Senator McGregor - The honorable senator is putting it the wrong way about. What the taxpayer has to prove is that he is not an absentee.

Senator Lt Colonel Sir ALBERT GOULD - I am showing what he may have to do to prove that he is not an absentee. This will be but an added annoyance to the many annoyances that are always associated with taxation. I remind honorable senators also that it will add to the work of administration, and so far as I can see for no good purpose. One would not be justified in saying that the purpose is to harass and annoy taxpayers, because I suppose that is not the intention. I recognise that the Government wish to make sure that there shall be no leakage, and I am not supporting the amendment in order to enable people to escape taxation. I think it would in no way impair the efficiency of the clause, but it would prevent unnecessary irritation and annoyance to Commonwealth taxpayers.

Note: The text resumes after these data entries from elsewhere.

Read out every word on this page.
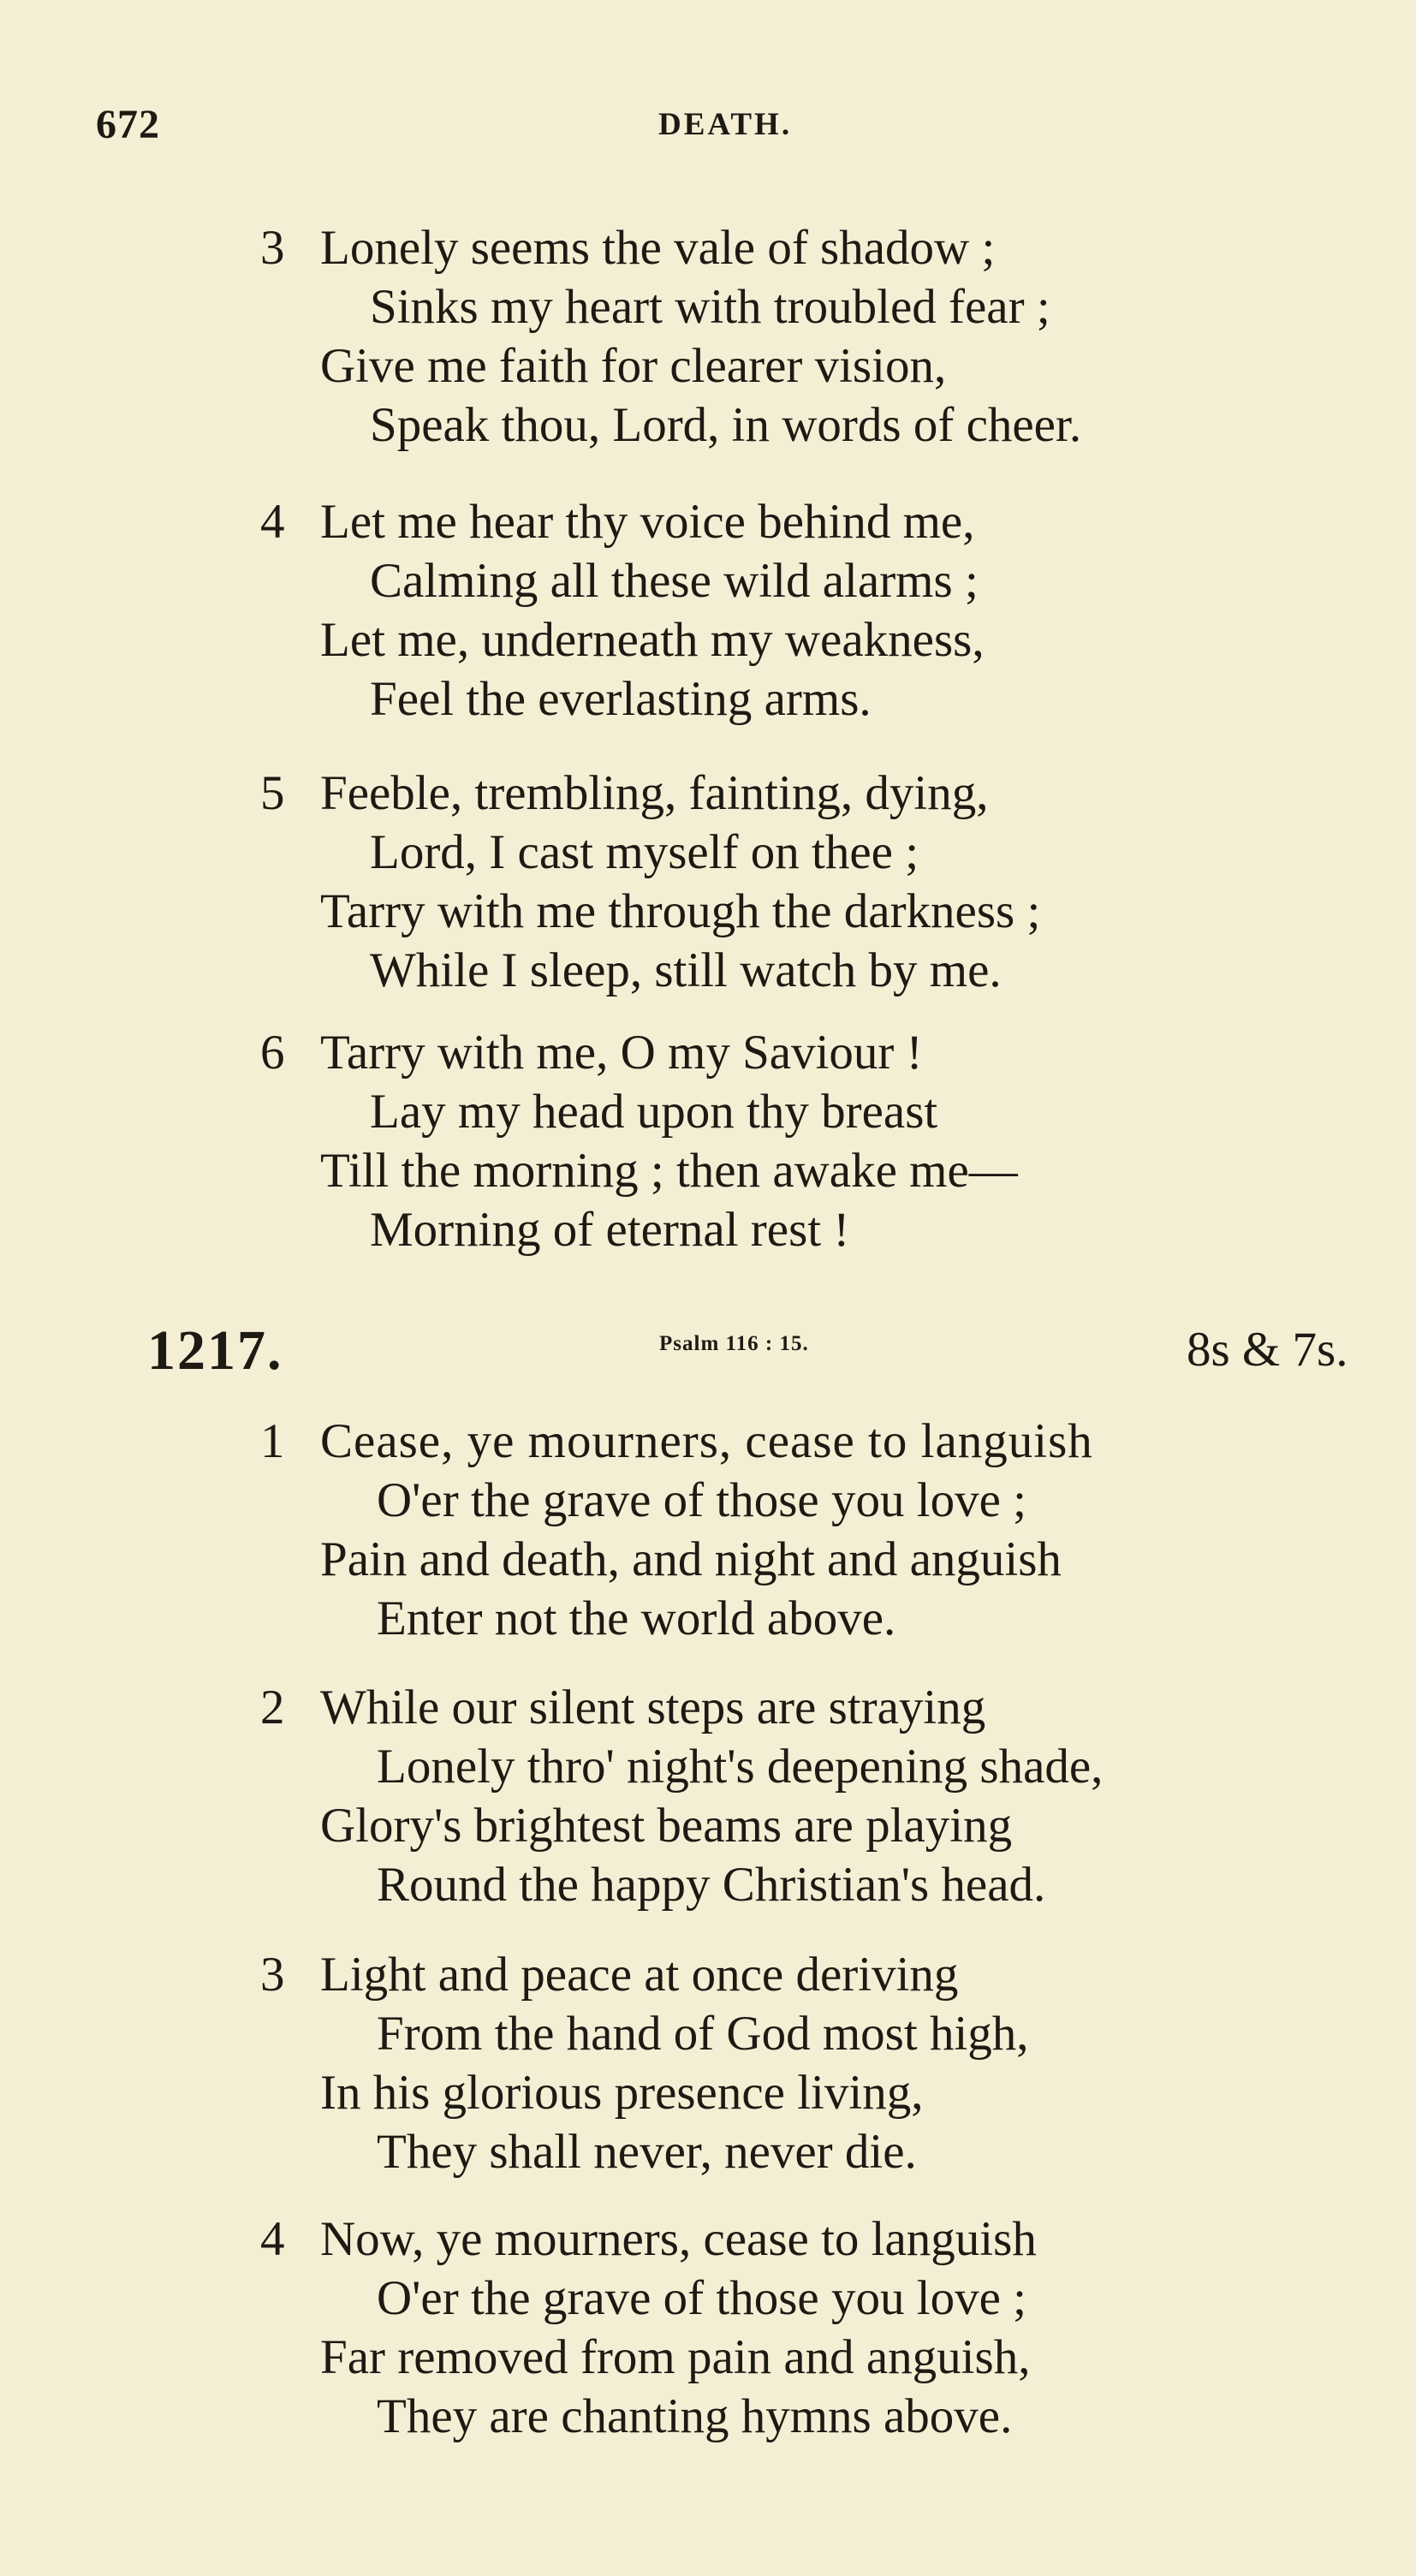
672	DEATH.
3 Lonely seems the vale of shadow ;
Sinks my heart with troubled fear ;
Give me faith for clearer vision,
Speak thou, Lord, in words of cheer.
4 Let me hear thy voice behind me,
Calming all these wild alarms ;
Let me, underneath my weakness,
Feel the everlasting arms.
5 Feeble, trembling, fainting, dying,
Lord, I cast myself on thee ;
Tarry with me through the darkness ;
While I sleep, still watch by me.
6 Tarry with me, O my Saviour !
Lay my head upon thy breast
Till the morning ; then awake me—
Morning of eternal rest !
1217.	Psalm 116 : 15.	8s & 7s.
1 Cease, ye mourners, cease to languish
O'er the grave of those you love ;
Pain and death, and night and anguish
Enter not the world above.
2 While our silent steps are straying
Lonely thro' night's deepening shade,
Glory's brightest beams are playing
Round the happy Christian's head.
3 Light and peace at once deriving
From the hand of God most high,
In his glorious presence living,
They shall never, never die.
4 Now, ye mourners, cease to languish
O'er the grave of those you love ;
Far removed from pain and anguish,
They are chanting hymns above.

Senator Sir JOSIAHSYMON (South Australia) [4.10]. - I think it well to point out that this provision would impose an annual infliction upon the unfortunate taxpayer. It is not as if an inquiry were proposed when the system comes first into operation. A taxpayer would under this provision be required annually to satisfy the Commissioner that he is a resident of Australia. Every commercial traveller who happened before 30th June in each year---

Senator de Largie - This is not a Bill to tax commercial travellers.

Senator Sir JOSIAH SYMON - Does the honorable senator think that a commercial traveller might not be a land-owner, or is it proposed that commercial travellers shall be forbidden to be land-owners ?

Senator Lt Colonel Sir Albert Gould - Or that they should escape taxation?

Senator Sir JOSIAH SYMON - To carry out Senator de Largie's idea it might be well to add a proviso that no commercial traveller shall be deemed to be an absentee. Assuming, as a matter of grace and favour, that he is permitted to own a bit of land, I do not suppose the Government believe that he should be penalized, brought under the ban of an absentee and taxed more than a resident, and should be obliged once every year - personally, I think, but whether by representative or personally is immaterial - to appear before the Commissioner and undergo an examination as to the time he was absent from Australia, and satisfy the Commissioner that he still wishes to have the honour of being considered a resident of Australia. The thing seems preposterous. The object of the clause is to declare that every one who is not a resident of Australia is an absentee, and to throw upon the persons covered by paragraphs a and b the onus of satisfying the Commissioner that they are residents of Australia. If this were to be done once and for all it would not be so bad, but under the Bill as it stands it will have to be done every year. The simple remedy is to insert the word " continuously." It is not altogether reasonable to provide that a person who has been continuously absent for six months shall be regarded as an absentee. But it is less reasonable to say that a man who may be absent for a week or two at a time, but for six months in all, out of a period of twelve months, shall be regarded as an absentee unless he satisfies the Commissioner that he is a resident of Australia. As honorable senators on this side have said, it will not be a mere matter of form to satisfy the Commissioner, who will have judicial functions to perform. If we insert the word " continuously " we shall have a definite period of absence imposing upon the land-owner the obligation to satisfy the Commissioner that he is a resident of Australia. Unless some such amendment is made in the clause, an amending Bill will have to be introduced before very long, because I hope the selfrespect of people who must be absent occasionally from the Commonwealth will be so much shocked by this provision that it will lead to a kind of revolt. A system of taxation which in itself is oppressive and inquisitorial should not be made more so, and the convenience of the taxpayer should be considered more than it appears to be by this provision.